How AI Infrastructure Is Forcing the Industry to Value and Reward Intelligence, Not Just Steel
By Andy Vesey
Over the course of my career, I have participated in countless discussions about generation, transmission, substations, transformers, and other forms of physical infrastructure. While the conversations were often difficult, they shared one common characteristic: everyone understood what was being built and roughly how it would perform.
• A transmission line has a rating.
• A generator has a rating.
• A transformer has a rating.
The industry knows how to model these assets, finance them, regulate them, and incorporate them into long-term planning.
What strikes me about today’s discussions around AI infrastructure is that some of the most important innovation is no longer occurring at the level of individual assets.
It is occurring in how assets work together.
Generation, storage, cooling systems, controls, and compute are increasingly being designed as integrated systems rather than independent components. Increasingly, value comes not only from the assets themselves, but from how intelligently they operate together.
That distinction matters.
Historically, when utilities needed greater reliability, capacity, or operating flexibility, the answer was often another physical asset. Today, some of those same outcomes can be achieved through coordination, controls, optimization, and intelligent operation across existing assets.
The challenge is that our planning, regulatory, and commercial frameworks were built to value and reward physical infrastructure.
They were not built to value and reward intelligence operating across physical infrastructure.
If we fail to make that transition, the industry will continue to solve every problem with more steel.
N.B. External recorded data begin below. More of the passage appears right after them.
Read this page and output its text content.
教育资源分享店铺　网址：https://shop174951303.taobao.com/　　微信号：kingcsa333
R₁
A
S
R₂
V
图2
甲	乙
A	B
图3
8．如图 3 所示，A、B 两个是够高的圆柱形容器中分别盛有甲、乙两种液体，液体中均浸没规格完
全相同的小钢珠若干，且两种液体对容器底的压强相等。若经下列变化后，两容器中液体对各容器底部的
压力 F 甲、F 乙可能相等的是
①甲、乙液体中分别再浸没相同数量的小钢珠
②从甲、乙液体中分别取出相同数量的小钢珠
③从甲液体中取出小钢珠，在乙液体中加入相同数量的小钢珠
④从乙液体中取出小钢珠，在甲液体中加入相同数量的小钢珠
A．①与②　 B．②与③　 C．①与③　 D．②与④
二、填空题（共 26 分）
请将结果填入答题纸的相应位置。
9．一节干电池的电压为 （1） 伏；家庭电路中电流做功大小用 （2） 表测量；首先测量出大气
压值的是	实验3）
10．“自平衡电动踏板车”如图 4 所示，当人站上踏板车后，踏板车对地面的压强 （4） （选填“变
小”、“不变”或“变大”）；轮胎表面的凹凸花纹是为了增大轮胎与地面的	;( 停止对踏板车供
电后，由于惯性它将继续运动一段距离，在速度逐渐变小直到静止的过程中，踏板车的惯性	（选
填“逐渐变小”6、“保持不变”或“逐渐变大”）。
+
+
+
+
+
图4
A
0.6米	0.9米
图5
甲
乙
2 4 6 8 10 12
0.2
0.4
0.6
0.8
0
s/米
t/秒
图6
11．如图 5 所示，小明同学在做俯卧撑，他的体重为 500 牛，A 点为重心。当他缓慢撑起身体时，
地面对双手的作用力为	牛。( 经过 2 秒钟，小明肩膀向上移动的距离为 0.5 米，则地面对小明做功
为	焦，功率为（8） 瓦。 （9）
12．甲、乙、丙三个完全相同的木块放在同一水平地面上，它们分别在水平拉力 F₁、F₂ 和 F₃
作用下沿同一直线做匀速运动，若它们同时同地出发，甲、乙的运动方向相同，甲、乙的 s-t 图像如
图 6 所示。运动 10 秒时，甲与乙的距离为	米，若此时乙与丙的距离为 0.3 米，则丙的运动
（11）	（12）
Additional infrastructure will always be needed. But if intelligent operation can deliver reliability, flexibility, and capacity at lower cost, failing to recognize that value will force the system to rely on additional generation, transmission, substations, and reserve margins to achieve the same outcome.
That means more capital invested than may ultimately be necessary. And because those costs are ultimately recovered through electricity rates, customers will bear the burden.
In other words, the inability to value and reward intelligence does not simply affect project economics. It risks increasing the long-term cost of electricity itself.
As AI infrastructure scales, learning how to value and reward intelligence may become as important as learning where to build the next generator, transmission line, or substation.